In many condo complexes, socializing among owners is resigned to breezy chitchat by the mail slots, and maybe eggnog in the lobby come December. But at some DC-area resident communities, a built-in social calendar goes hand-in-hand with condo fees and board meetings.
We checked in with a few likely suspects and were struck by the variety of offerings — on-site yoga classes, hobby-based clubs, and the standard festive outings and parties.
At The Lacey, for instance, the end of summer meant a couple weeks of rooftop yoga for residents. Now that it’s a little too chilly for al fresco Downward-Facing Dog poses, yoga is being offered in one of the development’s vacant units. We would be remiss if we did not talk about the “breakfast-in-bed” service (admittedly not necessarily social but too unique not to mention), a service where Lacey residents can order room service from the next-door Florida Avenue Grill.

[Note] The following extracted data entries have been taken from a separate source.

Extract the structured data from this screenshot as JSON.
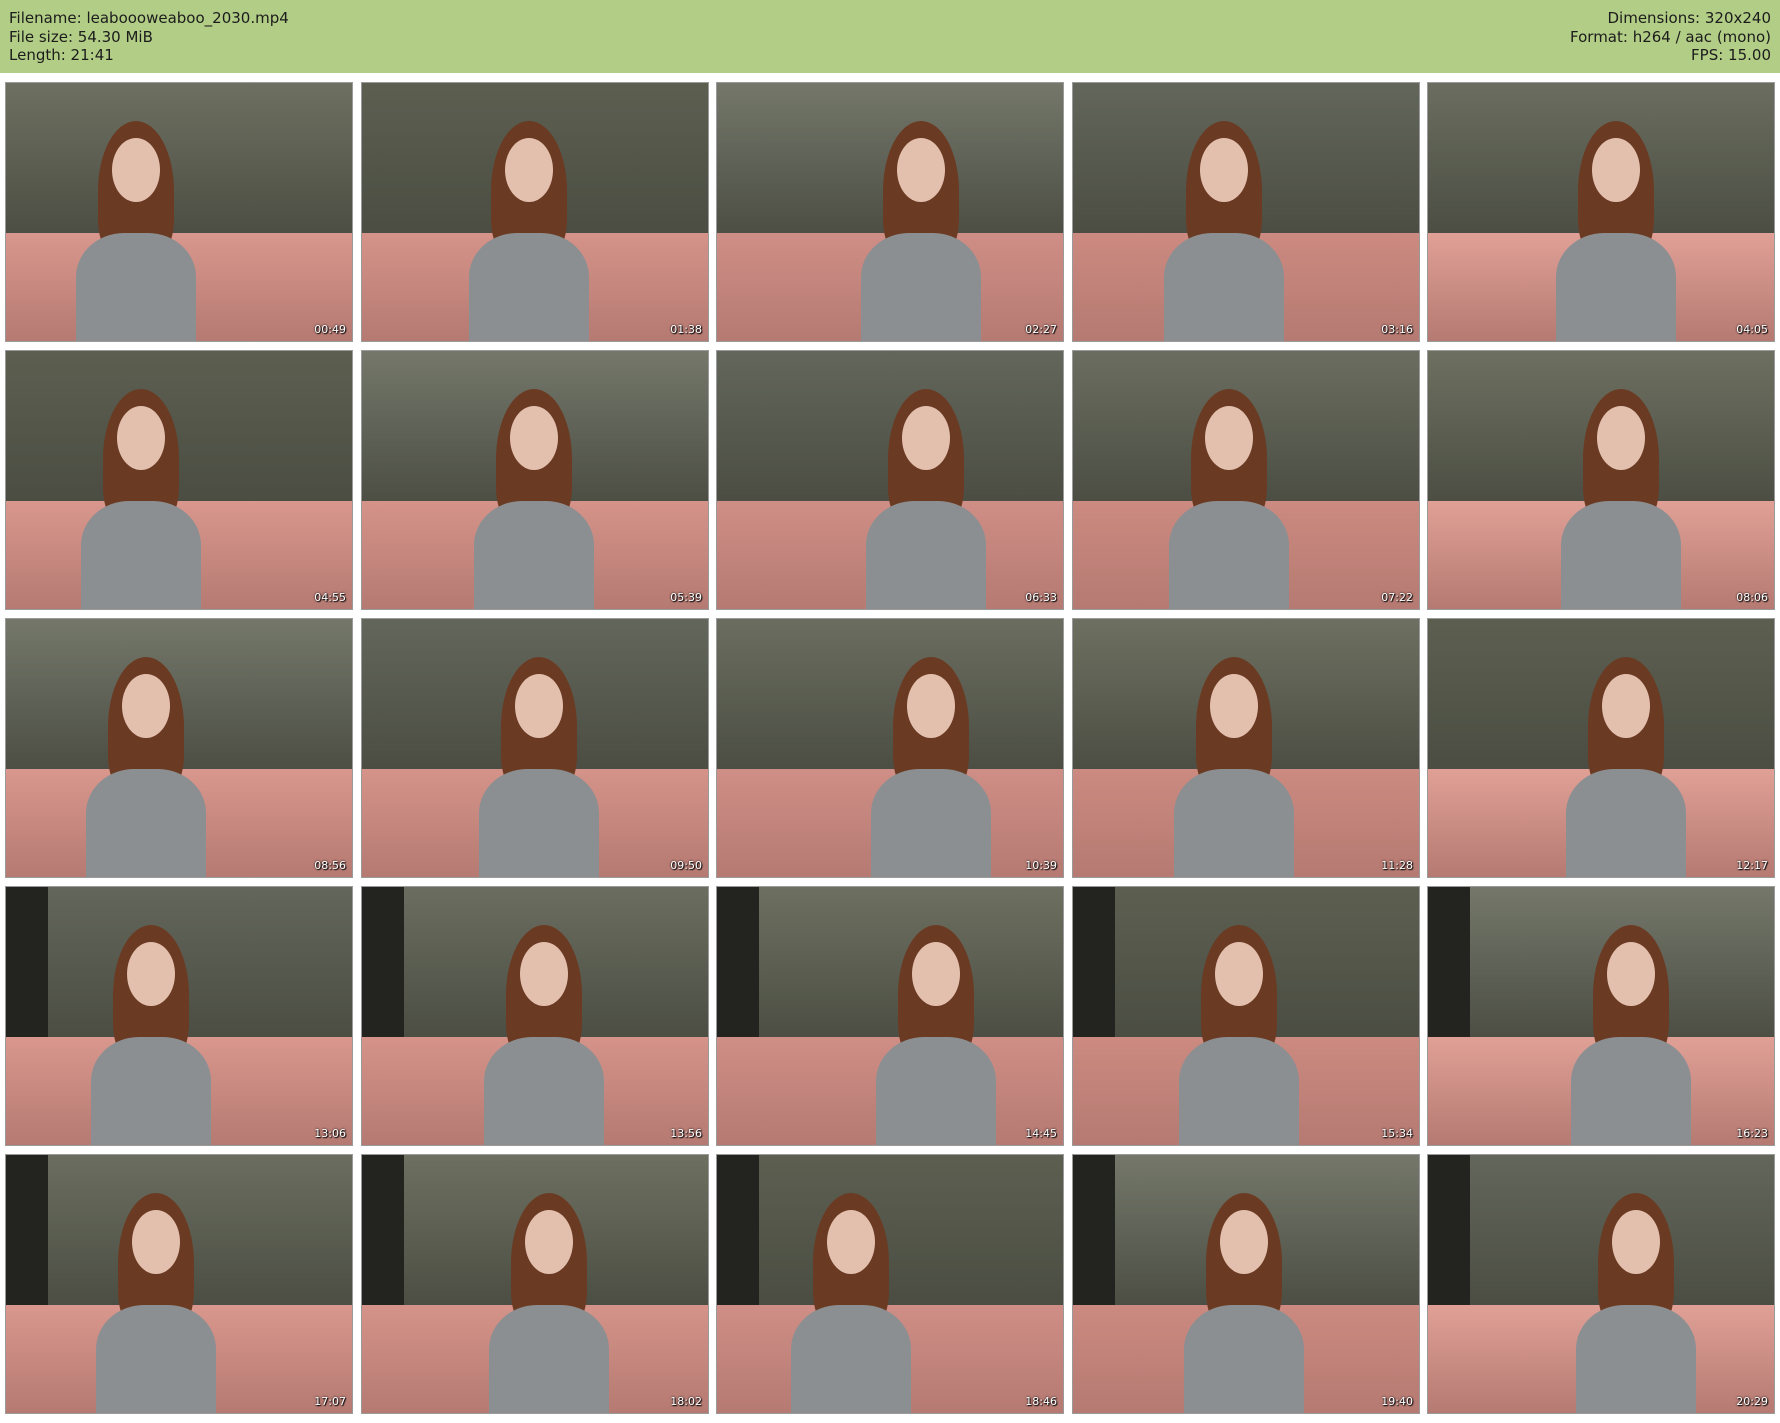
{
  "header": {
    "filename_line": "Filename: leaboooweaboo_2030.mp4",
    "filesize_line": "File size: 54.30 MiB",
    "length_line": "Length: 21:41",
    "dimensions_line": "Dimensions: 320x240",
    "format_line": "Format: h264 / aac (mono)",
    "fps_line": "FPS: 15.00",
    "background_color": "#b2cd86"
  },
  "thumbnails": [
    {
      "time": "00:49",
      "watermark": ""
    },
    {
      "time": "01:38",
      "watermark": ""
    },
    {
      "time": "02:27",
      "watermark": ""
    },
    {
      "time": "03:16",
      "watermark": ""
    },
    {
      "time": "04:05",
      "watermark": ""
    },
    {
      "time": "04:55",
      "watermark": ""
    },
    {
      "time": "05:39",
      "watermark": ""
    },
    {
      "time": "06:33",
      "watermark": ""
    },
    {
      "time": "07:22",
      "watermark": ""
    },
    {
      "time": "08:06",
      "watermark": ""
    },
    {
      "time": "08:56",
      "watermark": ""
    },
    {
      "time": "09:50",
      "watermark": ""
    },
    {
      "time": "10:39",
      "watermark": ""
    },
    {
      "time": "11:28",
      "watermark": ""
    },
    {
      "time": "12:17",
      "watermark": ""
    },
    {
      "time": "13:06",
      "watermark": ""
    },
    {
      "time": "13:56",
      "watermark": ""
    },
    {
      "time": "14:45",
      "watermark": ""
    },
    {
      "time": "15:34",
      "watermark": ""
    },
    {
      "time": "16:23",
      "watermark": ""
    },
    {
      "time": "17:07",
      "watermark": ""
    },
    {
      "time": "18:02",
      "watermark": ""
    },
    {
      "time": "18:46",
      "watermark": ""
    },
    {
      "time": "19:40",
      "watermark": ""
    },
    {
      "time": "20:29",
      "watermark": ""
    }
  ]
}
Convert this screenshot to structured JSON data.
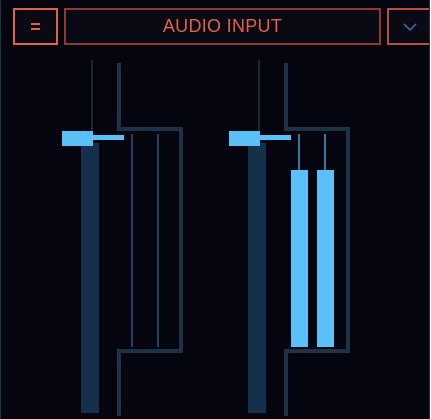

Shirlington Village in Arlington hosts an annual holiday Condo Crawl, when residents volunteer to host neighbors for 20-minute blocks of time, resident Ginger Harden told UrbanTurf. Residents have also organized a food drive for the nearby Arlington Food Assistance, plus fundraisers for various charities including a poker night to raise money for leukemia research. The community also hosts an Academy Awards party in the common TV room.
At the Clarendon 1021 high-rise, residents mingle at social events like pumpkin-carving for the kids, wine and cheese nights, and a large annual rooftop pool party that attracts about 100-200 revelers each year.
Carlyle Towers in Old Town, Alexandria organizes many activities to engage its residents, from clubs for knitting, investing, and poker to dinner events, huge holiday parties, weekly yoga classes in the entertainment room, and summer water aerobics classes in the pool. Informally, a dog-walking club meets daily for convivial strolls and neighborly pooch bonding.
Obviously your new home choice will depend much more on the type of unit rather than the community-building events that are available at different developments. However, the idea that you could do yoga on the roof or play poker with fellow residents may tip the scales in favor of one unit over another.